2019 CSCE Annual Conference - Laval (Greater Montreal)

2019 CSCE Annual Conference - Laval (Greater Montreal) Conference


Title
Big Visual Data Analysis for Building Information Modeling

Return to Session
BIM

Author(s)
Dr. Cheng Zhang, Xi'an Jiaotong-Liverpool University (Presenter)
Fangyu Guo
Dr. Lei Fan, Xi'an Jiaotong-Liverpool University
Mr. Yousif Ali
Abstract

The Big Data concept is now receiving remarkable attention for tackling complex engineering problems. Among different engineering fields, Big Data analytics is notably impacting the Civil Engineering domain. However, despite the significance of the Big Data technologies to process large-scale data, current Civil Engineering information systems are still lacking in successful implementation of them. Big Data include all kinds of data that can be collected by different means, such as sensors, cameras, laser scanners, etc. Among those big data, visual data have better accessibility and have more impressions on human being’s daily life. The ever increasing volume of visual data due to recent advances in smart devices and camera-equipped platform provides an unprecedented opportunity to visually capture actual status of the physical environment at a fraction of cost compared to other alternative methods. This provides an unprecedented opportunity to understand the construction processes, but also requires advanced management skills and data-processing ability.

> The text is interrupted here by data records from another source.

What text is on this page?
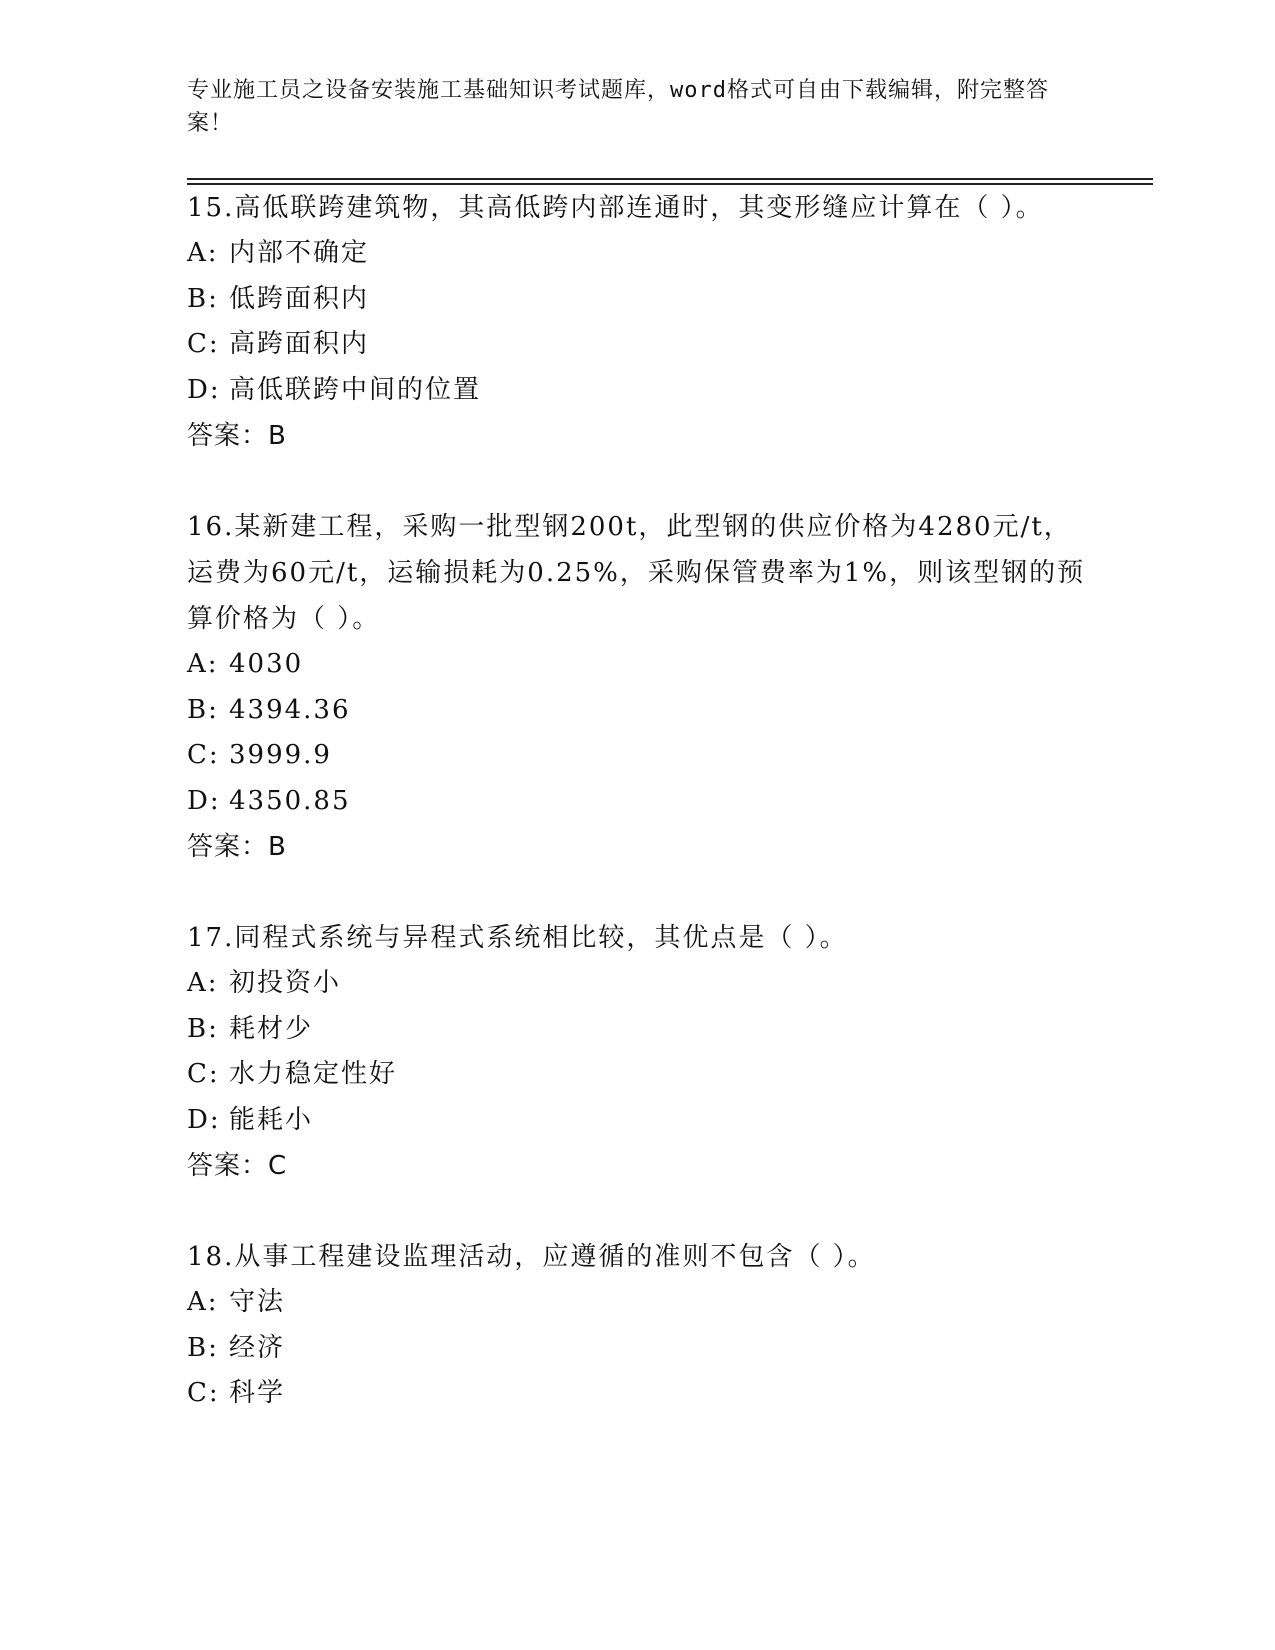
专业施工员之设备安装施工基础知识考试题库，word格式可自由下载编辑，附完整答案！
15.高低联跨建筑物，其高低跨内部连通时，其变形缝应计算在（ ）。
A: 内部不确定
B: 低跨面积内
C: 高跨面积内
D: 高低联跨中间的位置
答案：B
16.某新建工程，采购一批型钢200t，此型钢的供应价格为4280元/t，运费为60元/t，运输损耗为0.25%，采购保管费率为1%，则该型钢的预算价格为（ ）。
A: 4030
B: 4394.36
C: 3999.9
D: 4350.85
答案：B
17.同程式系统与异程式系统相比较，其优点是（ ）。
A: 初投资小
B: 耗材少
C: 水力稳定性好
D: 能耗小
答案：C
18.从事工程建设监理活动，应遵循的准则不包含（ ）。
A: 守法
B: 经济
C: 科学
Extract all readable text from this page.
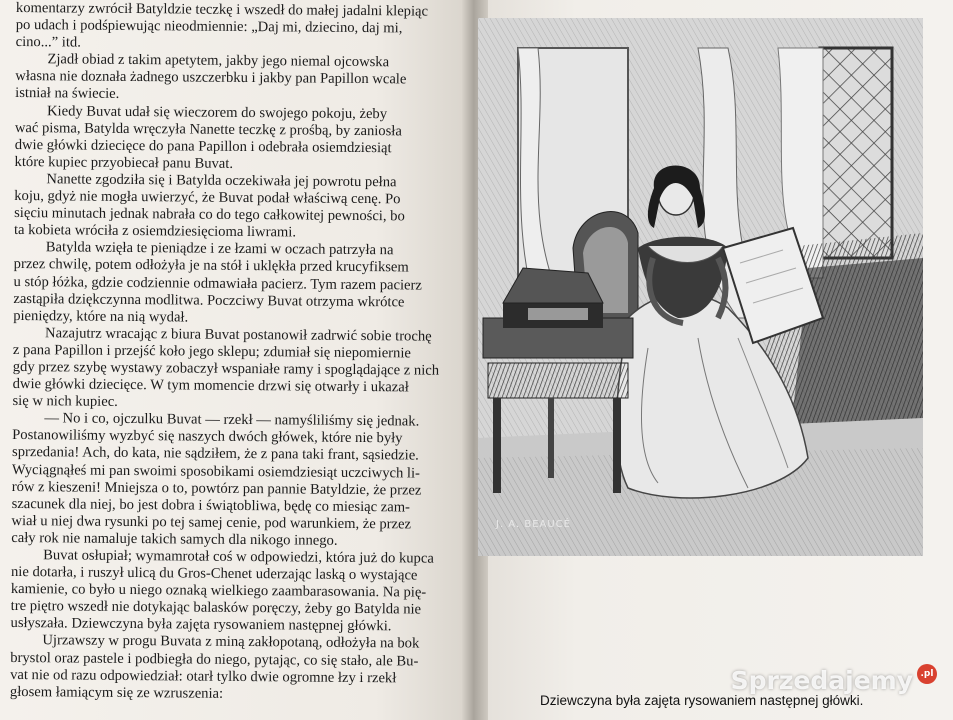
komentarzy zwrócił Batyldzie teczkę i wszedł do małej jadalni klepiąc
po udach i podśpiewując nieodmiennie: „Daj mi, dziecino, daj mi,
cino...” itd.
Zjadł obiad z takim apetytem, jakby jego niemal ojcowska
własna nie doznała żadnego uszczerbku i jakby pan Papillon wcale
istniał na świecie.
Kiedy Buvat udał się wieczorem do swojego pokoju, żeby
wać pisma, Batylda wręczyła Nanette teczkę z prośbą, by zaniosła
dwie główki dziecięce do pana Papillon i odebrała osiemdziesiąt
które kupiec przyobiecał panu Buvat.
Nanette zgodziła się i Batylda oczekiwała jej powrotu pełna
koju, gdyż nie mogła uwierzyć, że Buvat podał właściwą cenę. Po
sięciu minutach jednak nabrała co do tego całkowitej pewności, bo
ta kobieta wróciła z osiemdziesięcioma liwrami.
Batylda wzięła te pieniądze i ze łzami w oczach patrzyła na
przez chwilę, potem odłożyła je na stół i uklękła przed krucyfiksem
u stóp łóżka, gdzie codziennie odmawiała pacierz. Tym razem pacierz
zastąpiła dziękczynna modlitwa. Poczciwy Buvat otrzyma wkrótce
pieniędzy, które na nią wydał.
Nazajutrz wracając z biura Buvat postanowił zadrwić sobie trochę
z pana Papillon i przejść koło jego sklepu; zdumiał się niepomiernie
gdy przez szybę wystawy zobaczył wspaniałe ramy i spoglądające z nich
dwie główki dziecięce. W tym momencie drzwi się otwarły i ukazał
się w nich kupiec.
— No i co, ojczulku Buvat — rzekł — namyśliliśmy się jednak.
Postanowiliśmy wyzbyć się naszych dwóch główek, które nie były
sprzedania! Ach, do kata, nie sądziłem, że z pana taki frant, sąsiedzie.
Wyciągnąłeś mi pan swoimi sposobikami osiemdziesiąt uczciwych li-
rów z kieszeni! Mniejsza o to, powtórz pan pannie Batyldzie, że przez
szacunek dla niej, bo jest dobra i świątobliwa, będę co miesiąc zam-
wiał u niej dwa rysunki po tej samej cenie, pod warunkiem, że przez
cały rok nie namaluje takich samych dla nikogo innego.
Buvat osłupiał; wymamrotał coś w odpowiedzi, która już do kupca
nie dotarła, i ruszył ulicą du Gros-Chenet uderzając laską o wystające
kamienie, co było u niego oznaką wielkiego zaambarasowania. Na pię-
tre piętro wszedł nie dotykając balasków poręczy, żeby go Batylda nie
usłyszała. Dziewczyna była zajęta rysowaniem następnej główki.
Ujrzawszy w progu Buvata z miną zakłopotaną, odłożyła na bok
brystol oraz pastele i podbiegła do niego, pytając, co się stało, ale Bu-
vat nie od razu odpowiedział: otarł tylko dwie ogromne łzy i rzekł
głosem łamiącym się ze wzruszenia:
J. A. BEAUCÉ
Dziewczyna była zajęta rysowaniem następnej główki.
Sprzedajemy .pl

This paper investigated methods to collect on-site data using different technologies, and how those data can be fused into an information modeling platform, including geometric and sematic information. During the data acquisition stage, key questions will be investigated and answered. For example, What to collect? How to collect? In which form? For what purpose? How to use? A sequential and automatic framework is developed to analyze those data, which includes Image Registration, Image Feature Extraction, Object Shape Detection, and Object Updating/Tracking (static/moving object). Meanwhile, semantic meanings will be integrated into the information model, where the data collected as attributes will be processed and associated with corresponding components in the geometric models. Semantic enrichment of building models adds meaningful domain-specific or application-specific information to a digital building model. Algorithms are developed to identify different materials and components based on data collected. A case study is applied on a construction site by collecting visual data and integrating the processed information into a BIM model. Preliminary results show that more efforts should be contributed in building a roadmap based on big visual data analysis, where raw data need to be filtered, extracted and summarized into domain-related information and build information models for the entire built environment.